According to Jewish tradition we all are, upon birth, gifted a Divinely-derived spirit. There are five aspects to this spirit, listed in order of most immaterial to most physical. They are: the Yehidah, the Chiya, the Neshemah, the Ru'ah, and the Nefesh. When you die, four of the five aspects quickly return to the pool of Divine spirit, but the Nefesh lingers, “leaking” out of the body over a period of 24 hours, transitioning from a spirit of the living to a spirit of the dead. Once liberated from the body the Nefesh becomes a purely spiritual entity.
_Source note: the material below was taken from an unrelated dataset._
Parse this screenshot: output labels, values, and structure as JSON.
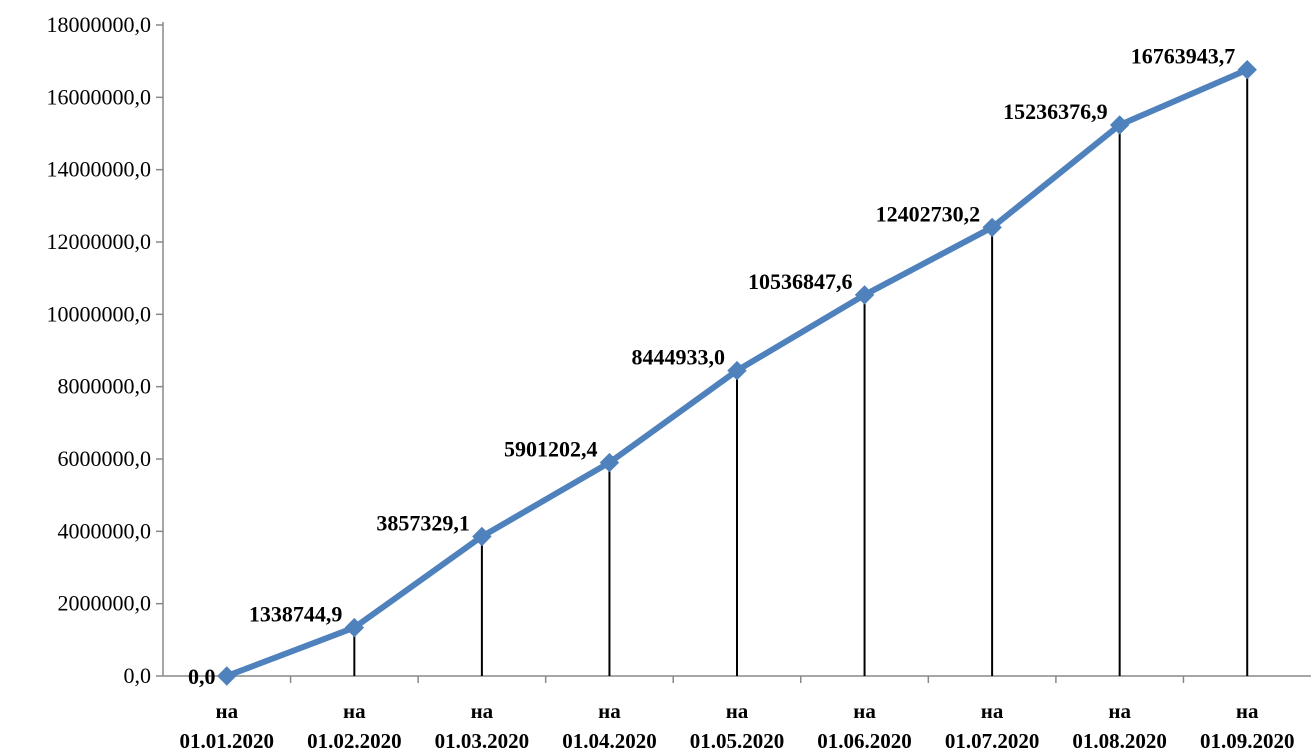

The Nefesh may journey to Sheol, meeting place of the recently dead, if the messengers find it free of unresolved transgression, that is, a tzaddik - a pure and righteous person, one who has rectified all transgression.
A Maggid (plural maggidim) is a departed tzaddik
and usually a sage.
The Rabbi Moshe Cordovero, writing in the third quarter of the 16th century, stated in his Drishot be-Inyane
ha-Malakhim (Inquiries Concerning Angels) the “the types of
ibbur (cling) depends on a person's moral and spiritual state, whether
his Nefesh may cling to a maggid spirit if righteous". Rabbi Hayyim
Vital (1542-1620) in his book Shar'are
Kedushah, expounds: “Seclude yourself in an isolated place,
wrap yourself in a prayer shawl, sit and close your eyes, divesting
yourself of the material world as if your Nefesh had left your body
and were ascending. Following this abstraction, recite whatever
single Mishnah that you wish, many times in uninterrupted succession.
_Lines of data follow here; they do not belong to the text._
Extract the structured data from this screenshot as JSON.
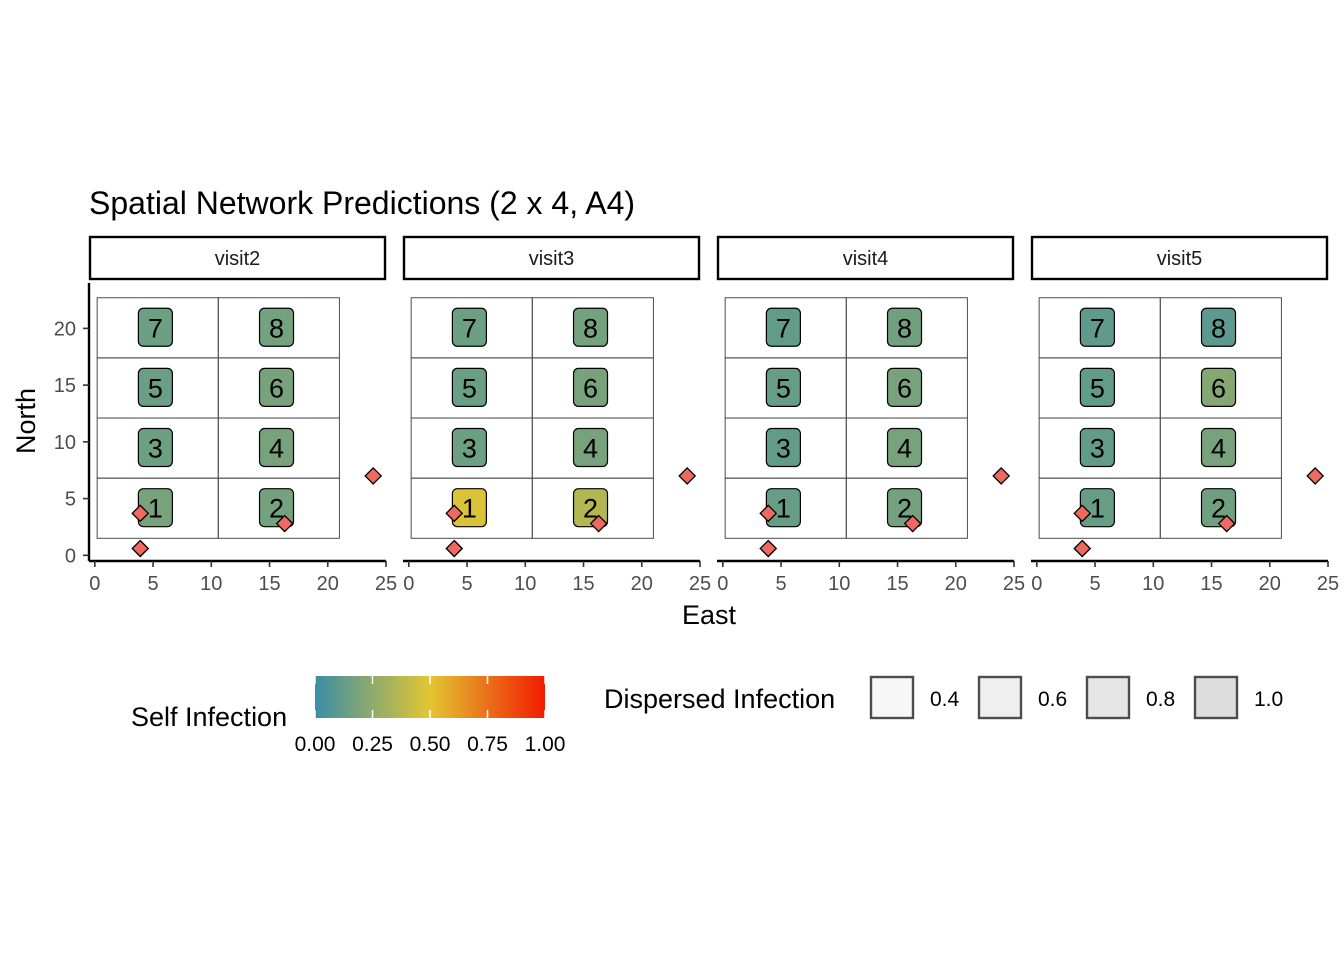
{
  "chart_data": {
    "type": "tile-map",
    "title": "Spatial Network Predictions (2 x 4, A4)",
    "xlabel": "East",
    "ylabel": "North",
    "xlim": [
      -0.5,
      25
    ],
    "ylim": [
      -0.5,
      24
    ],
    "x_ticks": [
      0,
      5,
      10,
      15,
      20,
      25
    ],
    "y_ticks": [
      0,
      5,
      10,
      15,
      20
    ],
    "grid": false,
    "plot_cells": [
      {
        "id": "1",
        "x": 5.2,
        "y": 4.2,
        "xmin": 0.2,
        "xmax": 10.6,
        "ymin": 1.5,
        "ymax": 6.8
      },
      {
        "id": "2",
        "x": 15.6,
        "y": 4.2,
        "xmin": 10.6,
        "xmax": 21.0,
        "ymin": 1.5,
        "ymax": 6.8
      },
      {
        "id": "3",
        "x": 5.2,
        "y": 9.5,
        "xmin": 0.2,
        "xmax": 10.6,
        "ymin": 6.8,
        "ymax": 12.1
      },
      {
        "id": "4",
        "x": 15.6,
        "y": 9.5,
        "xmin": 10.6,
        "xmax": 21.0,
        "ymin": 6.8,
        "ymax": 12.1
      },
      {
        "id": "5",
        "x": 5.2,
        "y": 14.8,
        "xmin": 0.2,
        "xmax": 10.6,
        "ymin": 12.1,
        "ymax": 17.4
      },
      {
        "id": "6",
        "x": 15.6,
        "y": 14.8,
        "xmin": 10.6,
        "xmax": 21.0,
        "ymin": 12.1,
        "ymax": 17.4
      },
      {
        "id": "7",
        "x": 5.2,
        "y": 20.1,
        "xmin": 0.2,
        "xmax": 10.6,
        "ymin": 17.4,
        "ymax": 22.7
      },
      {
        "id": "8",
        "x": 15.6,
        "y": 20.1,
        "xmin": 10.6,
        "xmax": 21.0,
        "ymin": 17.4,
        "ymax": 22.7
      }
    ],
    "sources": [
      {
        "x": 3.9,
        "y": 3.7
      },
      {
        "x": 16.3,
        "y": 2.8
      },
      {
        "x": 3.9,
        "y": 0.6
      },
      {
        "x": 23.9,
        "y": 7.0
      }
    ],
    "source_color": "#EE6A60",
    "facets": [
      {
        "name": "visit2",
        "self_infection": [
          0.18,
          0.17,
          0.15,
          0.18,
          0.14,
          0.18,
          0.15,
          0.17
        ]
      },
      {
        "name": "visit3",
        "self_infection": [
          0.47,
          0.36,
          0.15,
          0.18,
          0.14,
          0.18,
          0.15,
          0.17
        ]
      },
      {
        "name": "visit4",
        "self_infection": [
          0.13,
          0.17,
          0.12,
          0.18,
          0.13,
          0.18,
          0.12,
          0.16
        ]
      },
      {
        "name": "visit5",
        "self_infection": [
          0.13,
          0.16,
          0.12,
          0.18,
          0.12,
          0.22,
          0.11,
          0.1
        ]
      }
    ],
    "legends": {
      "self_infection": {
        "title": "Self Infection",
        "colors": [
          "#3B8EA5",
          "#E3C632",
          "#F11B00"
        ],
        "tick_labels": [
          "0.00",
          "0.25",
          "0.50",
          "0.75",
          "1.00"
        ],
        "tick_values": [
          0,
          0.25,
          0.5,
          0.75,
          1.0
        ]
      },
      "dispersed_infection": {
        "title": "Dispersed Infection",
        "keys": [
          {
            "label": "0.4",
            "value": 0.4,
            "fill": "#F7F7F7"
          },
          {
            "label": "0.6",
            "value": 0.6,
            "fill": "#EFEFEF"
          },
          {
            "label": "0.8",
            "value": 0.8,
            "fill": "#E6E6E6"
          },
          {
            "label": "1.0",
            "value": 1.0,
            "fill": "#DDDDDD"
          }
        ]
      }
    }
  }
}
Cling to the Nefesh of the sage.... He will speak with your mouth
and your will hear with your ears the wisdom of the words.”
In summary, the Jewish literature contains accounts of spirit possession exercised between the great sage and prophets and tzaddiks spanning continuously over 3000 years. It was not a theoretical practice, rather one regularly used to give the opportunity of spirits of the dead an opportunity to impart wisdom.